Thermal and power behavior under sustained load. The T3 pass with fixed telemetry captures peak VRAM and GPU utilization. What the data doesn't show is whether the T600 throttles under a sustained 30-minute inference load. Topology generation at scale, multi-session summarization, anything that keeps the GPU hot for extended periods. The laptop TDP envelope is 35W for the T600. Single-task peaks are fine. Continuous load may behave differently.

Where This Leaves the Series

Three runs. The hardware is characterized. The quality patterns are established. The GPU question is answered.

Qwen 2.5 Coder 7B is the best-performing local model across the series. But its T3 pass rate is probabilistic, not guaranteed. At 14 tok/s on GPU it earns a background task slot, not a voice slot.

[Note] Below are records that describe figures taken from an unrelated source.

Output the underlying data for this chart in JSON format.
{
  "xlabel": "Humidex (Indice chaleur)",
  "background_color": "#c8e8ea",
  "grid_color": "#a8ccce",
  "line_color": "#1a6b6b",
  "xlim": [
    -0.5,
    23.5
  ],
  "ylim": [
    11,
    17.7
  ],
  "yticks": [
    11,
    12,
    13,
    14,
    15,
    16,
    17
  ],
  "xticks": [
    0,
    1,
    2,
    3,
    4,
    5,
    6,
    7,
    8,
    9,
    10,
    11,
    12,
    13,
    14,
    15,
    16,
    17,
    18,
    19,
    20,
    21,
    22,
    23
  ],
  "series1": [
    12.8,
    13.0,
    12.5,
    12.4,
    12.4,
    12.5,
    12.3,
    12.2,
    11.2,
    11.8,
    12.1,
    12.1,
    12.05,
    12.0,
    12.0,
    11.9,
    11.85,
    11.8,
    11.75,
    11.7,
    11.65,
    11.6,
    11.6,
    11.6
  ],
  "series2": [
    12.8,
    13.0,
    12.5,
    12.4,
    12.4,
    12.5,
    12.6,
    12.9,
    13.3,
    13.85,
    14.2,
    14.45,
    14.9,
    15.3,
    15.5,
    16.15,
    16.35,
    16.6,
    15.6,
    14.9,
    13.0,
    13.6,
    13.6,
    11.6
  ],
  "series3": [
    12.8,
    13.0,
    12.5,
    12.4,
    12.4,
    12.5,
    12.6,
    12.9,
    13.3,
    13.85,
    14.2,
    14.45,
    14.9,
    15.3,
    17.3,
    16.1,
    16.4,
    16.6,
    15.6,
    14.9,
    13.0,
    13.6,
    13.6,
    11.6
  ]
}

Phi-3.5 Mini and Gemma 3 4B are now voice-loop candidates on GPU hardware. They are fast enough. Whether they are accurate enough depends on the task. T3 says no, T1/T2 say mostly yes.

Gemma 3 12B keeps improving its T3 result each run. The knowledge is there. The schema precision isn't. If that can be addressed with a better prompt, it becomes interesting. But at 7 tok/s it will never be a voice model on this hardware.

Claude Haiku 4.5 remains the benchmark. 6 seconds for a 1,400-token topology. Sub-2 seconds for a spoken response. No local model touches it on latency.

Part 4: a writing benchmark. Session log summarization. Mistral Nemo versus Llama 3.1 8B on tasks that don't require structural precision. A different evaluation axis entirely.

The Right Tool is a field series on local LLM deployment in a live network lab. Part 1 established the baseline. Part 2 corrected the test design. Part 3 completed the GPU characterization. Part 4 covers a different class of task.